ALGERIE et élections truquées : vers un scénario de révolution colorée ?

1223-DILEM1Parmi les six candidats en compétition pour l’élection présidentielle du 17 avril 2014, le président sortant, Abdelaziz Bouteflika, brigue un quatrième mandat alors qu’il est dans l’incapacité physique de mener sa campagne électorale. Le bilan de ses quinze années de pouvoir ne plaide pourtant pas en sa faveur Le rejet de cette candidature donne de l’élan à une nouvelle forme de contestation. Si ce scrutin semble être joué d’avance, les Algériens se projettent déjà dans la période postélectorale et réclament des changements profonds , comme la séparation de l’armée et du pouvoir politique.
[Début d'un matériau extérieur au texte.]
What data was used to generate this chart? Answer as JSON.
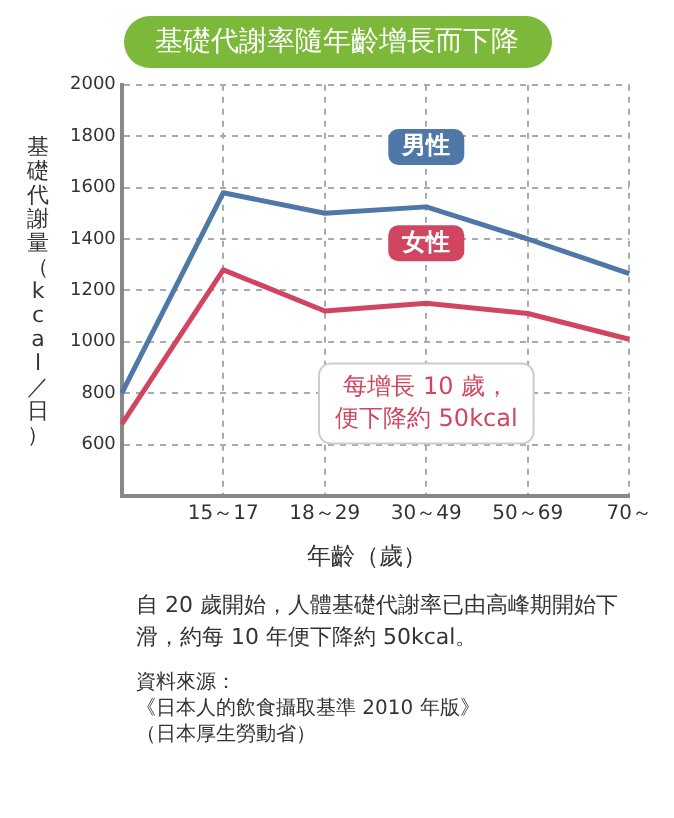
{
  "chart_data": {
    "type": "line",
    "title": "基礎代謝率隨年齡增長而下降",
    "xlabel": "年齡（歲）",
    "ylabel": "基礎代謝量（kcal／日）",
    "categories": [
      null,
      "15～17",
      "18～29",
      "30～49",
      "50～69",
      "70～"
    ],
    "ylim": [
      400,
      2000
    ],
    "yticks": [
      600,
      800,
      1000,
      1200,
      1400,
      1600,
      1800,
      2000
    ],
    "series": [
      {
        "name": "男性",
        "color": "#4f78a8",
        "values": [
          800,
          1580,
          1500,
          1525,
          1400,
          1265
        ]
      },
      {
        "name": "女性",
        "color": "#d0455f",
        "values": [
          680,
          1280,
          1120,
          1150,
          1110,
          1010
        ]
      }
    ],
    "grid": true,
    "marker": "none",
    "line_style": "solid",
    "legend": false,
    "annotations": [
      "每增長 10 歲，便下降約 50kcal",
      "自 20 歲開始，人體基礎代謝率已由高峰期開始下滑，約每 10 年便下降約 50kcal。",
      "資料來源：",
      "《日本人的飲食攝取基準 2010 年版》",
      "（日本厚生勞動省）"
    ]
  }
}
La farce du 17 avril : C’est un cri du cœur, celui d’une poignée de harraga (des migrants clandestins) qui ont choisi l’exil. Sur leur embarcation de fortune, ces jeunes Algériens ont tourné une vidéo avec un téléphone portable, qui circule aujourd’hui sur la Toile. “Ya Bouteflika, garde ton quatrième mandat et bye, bye l’Algérie”, s’exclame l’un d’entre eux. Il n’y a pas si longtemps, d’autres jeunes de pays voisins criaient “Dégage” à leur dictateur. De Moubarak à Ben Ali, certains de ces autocrates ont fini par dégager. Mais, à l’exception de la Tunisie, la démocratie n’a pas poussé sur les branches mortes des “printemps arabes”, et les Algériens s’en méfient. Certains préfèrent partir, d’autres descendent dans la rue en criant “Barakat” (Ça suffit).[…] Ceux-là n’en peuvent plus d’un système autoritaire, où institutions politiques, instances militaires et rouages économiques ont fini par se confondre : à cet égard, l’élection présidentielle du 17 avril est une farce et Abdelaziz Bouteflika fait figure de marionnette entre les mains de ceux qui refusent de partager les rênes du pouvoir.

Une première en Algérie ! Un ancien haut commis de l’Etat reconnaît publiquement avoir participé et contribué à la fraude électorale. L’ancien wali d’Oran, Bachir Frik a expliqué en direct sur le plateau d’une chaîne de télévision privée, Echorouk TV, qu’il a été habitué par les autorités sécuritaires et militaires durant toute sa carrière à favoriser le « candidat du système ». Ces révélations font mal, très mal. Elles confirment, certainement, ce que tous les Algériens savaient depuis longtemps. Mais là, ces vérités sont dites sur un ton méprisant et humiliant pour les Algériens.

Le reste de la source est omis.